Here is a handy diagram I drew. On the left is a general ideal American Christian girl's look, while on the right is a Japanese girl's typical feminine outfit:
Another difference between these two pictures is the American version is usually relegated to Pinterest and special occasions, while Japanese girls actually dress up cute every day.
Personally, I've never been so comfortable with American-style clingy tops. No one really needs to know the contours of my upper body, do they? So I find Japanese trends liberating. I love loose, flowy tops. I've gotten away from "I must have my waist clearly defined at all times!!!1!" and enjoy experimenting with dropped waists and un-belting my dresses. I enjoy little girly details that I couldn't find at clothing stores back home. On the other hand, once in a while I probably also show more leg than I used to back home--albeit covered in opaque tights. Funnily enough, husband Yuya only seems to notice "wow your legs are out" if I leave off the tights. When it comes to legs in Japan, it would seem showing skin, rather than just the silhouette, is the line where immodesty starts. Americans have gotten into this trend as well with the controversial yoga pants+long flowy top combination, one I just don't want to try. As comfortable as they are showing legs, I don't think I've ever seen a Japanese girl wearing "leggings as pants." Leggings/tights/yoga pants are always paired with skirts or shorts.

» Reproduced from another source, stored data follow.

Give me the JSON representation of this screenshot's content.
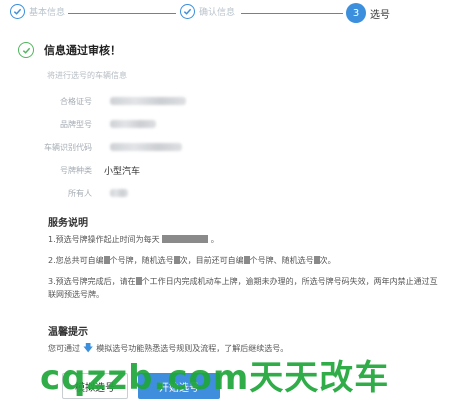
{
  "steps": [
    {
      "label": "基本信息",
      "state": "done"
    },
    {
      "label": "确认信息",
      "state": "done"
    },
    {
      "number": "3",
      "label": "选号",
      "state": "current"
    }
  ],
  "status": {
    "title": "信息通过审核！",
    "subtitle": "将进行选号的车辆信息"
  },
  "vehicle_info": [
    {
      "label": "合格证号",
      "value": ""
    },
    {
      "label": "品牌型号",
      "value": ""
    },
    {
      "label": "车辆识别代码",
      "value": ""
    },
    {
      "label": "号牌种类",
      "value": "小型汽车"
    },
    {
      "label": "所有人",
      "value": ""
    }
  ],
  "service": {
    "title": "服务说明",
    "item1": {
      "a": "1.预选号牌操作起止时间为每天",
      "b": "。"
    },
    "item2": {
      "a": "2.您总共可自编",
      "b": "个号牌，随机选号",
      "c": "次，目前还可自编",
      "d": "个号牌、随机选号",
      "e": "次。"
    },
    "item3": {
      "a": "3.预选号牌完成后，请在",
      "b": "个工作日内完成机动车上牌，逾期未办理的，所选号牌号码失效，两年内禁止通过互",
      "c": "联网预选号牌。"
    }
  },
  "tips": {
    "title": "温馨提示",
    "a": "您可通过",
    "b": "模拟选号功能熟悉选号规则及流程，了解后继续选号。"
  },
  "buttons": {
    "simulate": "模拟选号",
    "start": "开始选号"
  },
  "watermark": "cqzzb.com天天改车",
  "colors": {
    "accent": "#3b8fdc",
    "success": "#52b560",
    "watermark": "#1fa63a"
  },
  "icons": {
    "step_done": "check-icon",
    "status": "check-circle-icon",
    "tip_arrow": "arrow-down-icon"
  }
}
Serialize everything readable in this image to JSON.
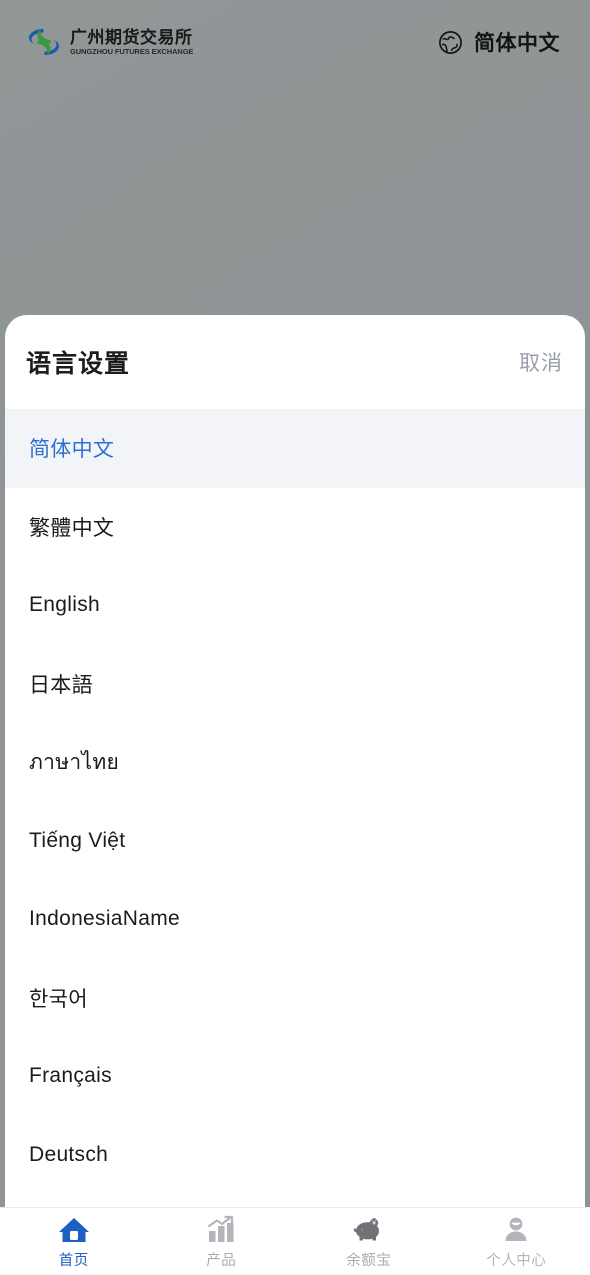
{
  "app_header": {
    "brand": {
      "cn_name": "广州期货交易所",
      "en_name": "GUNGZHOU FUTURES EXCHANGE",
      "logo_icon": "swirl-logo-icon"
    },
    "language_switch": {
      "icon": "globe-icon",
      "label": "简体中文"
    }
  },
  "sheet": {
    "title": "语言设置",
    "cancel_label": "取消",
    "languages": [
      {
        "label": "简体中文",
        "selected": true
      },
      {
        "label": "繁體中文",
        "selected": false
      },
      {
        "label": "English",
        "selected": false
      },
      {
        "label": "日本語",
        "selected": false
      },
      {
        "label": "ภาษาไทย",
        "selected": false
      },
      {
        "label": "Tiếng Việt",
        "selected": false
      },
      {
        "label": "IndonesiaName",
        "selected": false
      },
      {
        "label": "한국어",
        "selected": false
      },
      {
        "label": "Français",
        "selected": false
      },
      {
        "label": "Deutsch",
        "selected": false
      }
    ]
  },
  "tabbar": {
    "items": [
      {
        "label": "首页",
        "icon": "home-icon",
        "active": true
      },
      {
        "label": "产品",
        "icon": "bar-chart-trend-icon",
        "active": false
      },
      {
        "label": "余额宝",
        "icon": "piggy-bank-icon",
        "active": false
      },
      {
        "label": "个人中心",
        "icon": "person-icon",
        "active": false
      }
    ]
  },
  "colors": {
    "accent_blue": "#1e5fc4",
    "selected_row_bg": "#f2f4f7",
    "selected_row_text": "#2f6fd0",
    "backdrop_gray": "#919597",
    "muted_text": "#b2b6bb",
    "logo_blue": "#1c5aa8",
    "logo_green": "#3a9a42"
  }
}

However, the true definition of modesty doesn't simply mean "covered with some kind of opaque cloth."True modesty is bigger than getting hung up on rules. True modesty doesn't try to attract attention, turn heads, follow trends, show off wealth, worry about what to wear, uncover what should be covered, or do anything with extravagance. Under that definition, modesty might actually mean the dreaded frump. Under that definition, I'm pretty much as far away from true modesty as Jessica Rabbit. I definitely have some thinking to do about the way I dress and think about clothes in both countries.